MACK: At the end of the day, you know, a video may show a different perspective depending on the angle. And so if we don’t have many different angles, you may not get the full picture. I think the most important part is the contrast in him having a book versus a gun. But in my mind and in most of the community’s mind, it really doesn’t matter if he had a gun.

At the end of the day, we have the right, under the Second Amendment, to carry here in North Carolina. And their responsibility was to engage him in a more de-escalated way, to find out if he had a permit for his gun and allow him to go on his merry way and he would still be living today.

That’s not what happened. And so I don’t want anyone to walk away from this conversation today thinking that a video showing he had a gun in any way says that he’s guilty of anything.

Mack went on to say that police give white people who have guns different treatment than black people. That’s a common misperception. While it’s statistically true that black people commit violent crimes at higher percentages than white people, police are more likely to shoot white people who resist arrest than black people who resist arrest.

From an analysis at wattsupwiththat.com:

Since the common thread in the killings is that the person was resisting arrest, we need to compare how often people of each race get killed by police, with how often people of the same race get arrested by police. But clearly, we’re not interested in arrests for jaywalking and the like. Since 97% of these deaths are occurring in the context of people violently resisting arrest, they are best compared to the corresponding number of arrests for violent crimes.
Here are the results of that comparison for 2015.

– For every 10,000 white people arrested for a violent crime, 38 white people were killed by police (± 2).

– For every 10,000 hispanic people arrested for a violent crime, 21 hispanic people were killed by police (± 3).

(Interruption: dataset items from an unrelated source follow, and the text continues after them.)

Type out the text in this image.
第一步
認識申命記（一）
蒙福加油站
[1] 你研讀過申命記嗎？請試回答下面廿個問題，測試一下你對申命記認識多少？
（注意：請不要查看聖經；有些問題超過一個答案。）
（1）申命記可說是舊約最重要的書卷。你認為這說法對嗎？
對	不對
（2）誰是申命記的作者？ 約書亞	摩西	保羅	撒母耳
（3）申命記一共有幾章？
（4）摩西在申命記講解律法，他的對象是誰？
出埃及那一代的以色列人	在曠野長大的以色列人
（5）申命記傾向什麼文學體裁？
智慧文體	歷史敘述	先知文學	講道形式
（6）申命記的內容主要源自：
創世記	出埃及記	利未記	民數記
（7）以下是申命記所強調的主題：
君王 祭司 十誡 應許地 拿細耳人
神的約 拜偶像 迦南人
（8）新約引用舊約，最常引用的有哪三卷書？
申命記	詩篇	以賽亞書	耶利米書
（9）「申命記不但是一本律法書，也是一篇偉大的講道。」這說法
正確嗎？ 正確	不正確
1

– For every 10,000 black people arrested for a violent crime, 21 black people were killed by police (± 2).

Go figure … I was as surprised as you, so I’ve triple checked the numbers, and it’s true—the odds of a given arrest going bad and ending up in a death are much greater for white men than for black or hispanic men.

That doesn’t surprise me much.

Police know that there are no white groups that are likely to riot in the streets if a white criminal is killed during an arrest. Police know they are much more likely to be criticized for a black person killed during a arrest than a white person. Police know that culturally, white people are more willing to give the police a pass on their behavior, especially if the individual involved has a criminal record.

There are no big city mayors who are going to condemn police for “racist” acts against white people. The President doesn’t won’t publicly state that white people “have a legitimate grievance”.

This doesn’t mean that the police consciously decide to shoot and kill a higher percentage of white criminals. It could easily be a sub-conscious, lower level of care when dealing with white criminals.

I applaud Corine Mack for her support of the Second Amendment. But the problem isn’t police racism. The problem is the higher level of black criminality, and its causes. I suspect those causes are primarily a lack of trust in the rule of law in black urban centers. All around the world a lack of trust in the rule of law is associated with high levels of criminality.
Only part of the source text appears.